MNPS, with its large number of diverse students, was ideal for the outreach event, Esianor said.

“Within medicine, there’s a huge gap of representation from the underrepresented minority standpoint. We felt that targeting this subset of students early in the process, we could make some sort of impact in letting them know ‘hey look, regardless of where you come from, regardless of your backstory, you can be a doctor, and we’re here to show you that and be your champions and cheerleaders. We’re here to motivate you, to show you this is a possibility for you one day in the future.”

Hassan Fakhoury, a third-year medical student, was instrumental in planning the program.

He said the event was initially supposed to be just the residents, fellows and medical students telling their stories, but feedback from MNPS indicated the students wanted a more hands-on event.

So, it evolved into two sessions — the first, with hands-on activities like suturing, tying knots, and interaction with a 3D anatomy model — and the second, an educational presentation featuring information about medical conditions of a celebrity that are public knowledge from a popular documentary familiar to most of the teenagers.

Volunteers at each site briefly shared their unique “journey to medicine” stories as a means to motivate the students, followed by a question-and-answer session to conclude the event.

“I was shocked by the inquisitive questions they were asking. They were beyond the high school level,” Esianor said.

The feedback from both groups has been positive and affirming, the organizers said. There are plans to expand the event next year since they were only able to visit four high schools, but had interest from 12.

In addition to the HSDIA and the Medical School’s Social Mission committee, the event was made possible by the support of Vanderbilt University Medical Center’s Office of Graduate Medical Education and the KLS Martin Group, a medical device company that donated eight skulls that students were able to keep at the conclusion of the event and 3D figures for demonstrations supplied by Cameron Henry, a fourth-year radiology resident.

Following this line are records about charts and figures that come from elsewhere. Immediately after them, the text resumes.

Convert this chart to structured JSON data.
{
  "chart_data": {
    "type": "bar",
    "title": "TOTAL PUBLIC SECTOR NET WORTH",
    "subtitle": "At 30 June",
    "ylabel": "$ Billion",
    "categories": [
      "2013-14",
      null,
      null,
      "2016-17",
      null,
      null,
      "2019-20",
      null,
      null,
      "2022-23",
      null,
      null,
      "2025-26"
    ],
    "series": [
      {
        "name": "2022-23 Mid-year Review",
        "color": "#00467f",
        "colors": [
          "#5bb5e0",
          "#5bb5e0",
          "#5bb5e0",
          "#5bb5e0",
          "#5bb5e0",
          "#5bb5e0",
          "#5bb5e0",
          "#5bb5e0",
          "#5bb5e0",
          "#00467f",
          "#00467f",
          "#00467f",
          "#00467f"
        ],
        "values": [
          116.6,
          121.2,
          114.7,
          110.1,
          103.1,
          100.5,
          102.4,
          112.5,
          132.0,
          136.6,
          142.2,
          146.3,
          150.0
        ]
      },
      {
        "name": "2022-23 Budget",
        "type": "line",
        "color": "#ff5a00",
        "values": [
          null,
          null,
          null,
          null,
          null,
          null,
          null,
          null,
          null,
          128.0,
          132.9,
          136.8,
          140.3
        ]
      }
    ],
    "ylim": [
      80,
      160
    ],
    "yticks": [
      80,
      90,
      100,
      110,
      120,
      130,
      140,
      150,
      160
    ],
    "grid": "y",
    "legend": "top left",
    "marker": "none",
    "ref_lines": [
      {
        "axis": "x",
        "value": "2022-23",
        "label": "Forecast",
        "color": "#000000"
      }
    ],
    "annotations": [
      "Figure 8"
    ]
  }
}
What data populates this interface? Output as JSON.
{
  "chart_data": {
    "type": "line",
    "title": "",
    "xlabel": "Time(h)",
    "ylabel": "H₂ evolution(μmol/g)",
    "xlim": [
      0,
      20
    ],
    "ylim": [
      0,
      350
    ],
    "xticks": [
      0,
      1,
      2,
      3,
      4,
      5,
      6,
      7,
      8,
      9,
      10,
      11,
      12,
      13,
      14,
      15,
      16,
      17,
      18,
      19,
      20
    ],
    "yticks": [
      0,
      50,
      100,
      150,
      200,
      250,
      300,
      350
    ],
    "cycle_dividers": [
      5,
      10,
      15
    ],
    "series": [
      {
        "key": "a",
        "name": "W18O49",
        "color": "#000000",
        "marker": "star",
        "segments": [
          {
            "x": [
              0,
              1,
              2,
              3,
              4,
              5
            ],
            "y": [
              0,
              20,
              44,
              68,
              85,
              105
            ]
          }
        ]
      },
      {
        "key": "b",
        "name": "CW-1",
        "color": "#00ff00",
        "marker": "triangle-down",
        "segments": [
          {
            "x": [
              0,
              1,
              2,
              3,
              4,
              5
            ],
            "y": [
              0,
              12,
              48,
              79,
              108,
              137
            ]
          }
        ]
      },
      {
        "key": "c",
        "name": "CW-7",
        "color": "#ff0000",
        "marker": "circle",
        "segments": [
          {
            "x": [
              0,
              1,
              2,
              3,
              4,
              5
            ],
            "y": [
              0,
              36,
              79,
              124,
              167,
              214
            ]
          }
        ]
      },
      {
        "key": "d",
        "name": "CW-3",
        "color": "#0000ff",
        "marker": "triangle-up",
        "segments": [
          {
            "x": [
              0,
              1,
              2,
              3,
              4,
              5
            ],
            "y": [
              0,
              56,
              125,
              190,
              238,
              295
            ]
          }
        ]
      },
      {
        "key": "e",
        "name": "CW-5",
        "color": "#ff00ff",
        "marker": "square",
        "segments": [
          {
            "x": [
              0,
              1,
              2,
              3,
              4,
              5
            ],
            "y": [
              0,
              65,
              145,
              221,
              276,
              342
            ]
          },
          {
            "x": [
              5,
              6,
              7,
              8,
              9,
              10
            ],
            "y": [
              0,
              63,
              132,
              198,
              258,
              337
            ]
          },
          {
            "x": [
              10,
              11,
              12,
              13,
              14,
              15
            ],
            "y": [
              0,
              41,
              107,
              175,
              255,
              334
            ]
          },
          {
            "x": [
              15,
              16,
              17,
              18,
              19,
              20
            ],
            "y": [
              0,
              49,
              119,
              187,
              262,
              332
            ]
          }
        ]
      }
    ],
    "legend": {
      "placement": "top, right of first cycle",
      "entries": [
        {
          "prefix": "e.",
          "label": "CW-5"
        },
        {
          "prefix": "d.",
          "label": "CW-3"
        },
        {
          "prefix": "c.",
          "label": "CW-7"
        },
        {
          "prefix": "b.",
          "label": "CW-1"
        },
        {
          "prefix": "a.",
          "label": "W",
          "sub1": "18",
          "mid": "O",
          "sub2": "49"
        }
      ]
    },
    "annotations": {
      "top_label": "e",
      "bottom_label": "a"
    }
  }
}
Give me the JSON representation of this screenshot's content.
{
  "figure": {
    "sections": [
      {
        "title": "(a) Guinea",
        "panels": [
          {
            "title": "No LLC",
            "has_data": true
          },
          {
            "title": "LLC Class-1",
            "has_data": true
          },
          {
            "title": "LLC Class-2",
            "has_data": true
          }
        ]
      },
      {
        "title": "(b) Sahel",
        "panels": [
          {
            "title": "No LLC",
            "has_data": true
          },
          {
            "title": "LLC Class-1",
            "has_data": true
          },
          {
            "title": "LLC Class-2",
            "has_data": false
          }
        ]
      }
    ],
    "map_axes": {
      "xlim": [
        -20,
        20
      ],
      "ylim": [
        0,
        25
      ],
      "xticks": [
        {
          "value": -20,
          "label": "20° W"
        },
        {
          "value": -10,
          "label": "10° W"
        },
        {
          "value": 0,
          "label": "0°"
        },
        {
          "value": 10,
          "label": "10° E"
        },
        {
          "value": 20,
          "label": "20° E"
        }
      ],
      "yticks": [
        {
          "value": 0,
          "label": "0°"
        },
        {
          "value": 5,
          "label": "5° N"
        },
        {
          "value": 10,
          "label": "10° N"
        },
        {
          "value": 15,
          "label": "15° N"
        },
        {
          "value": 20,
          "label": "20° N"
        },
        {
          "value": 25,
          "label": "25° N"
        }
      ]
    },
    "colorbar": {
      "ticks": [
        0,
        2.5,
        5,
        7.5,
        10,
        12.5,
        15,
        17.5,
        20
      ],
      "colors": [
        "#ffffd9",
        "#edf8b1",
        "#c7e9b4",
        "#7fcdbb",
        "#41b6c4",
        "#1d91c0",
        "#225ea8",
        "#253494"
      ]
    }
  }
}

Following the event Fakhoury received a message that one of the Maplewood students at the presentation decided that day to become a family medicine doctor and serve his community because he was motivated by the program.

“That’s what this event is all about — if you impact just one person, the number of people they’re going to go off and impact is endless,” Esianor said. “It makes spending two hours engaging with these students so worthwhile.”

The Vanderbilt group also benefited.

“Medical training is extremely rigorous,” Esianor said. “It’s filled with lots of highs and some lows, unfortunately, but being able to go out and meet with these students and have an impact in a way that’s not necessarily part of our daily routine is refreshing for those of us who participated in the event. We got a lot of fulfillment out of being able to have a positive impact on this community of students.”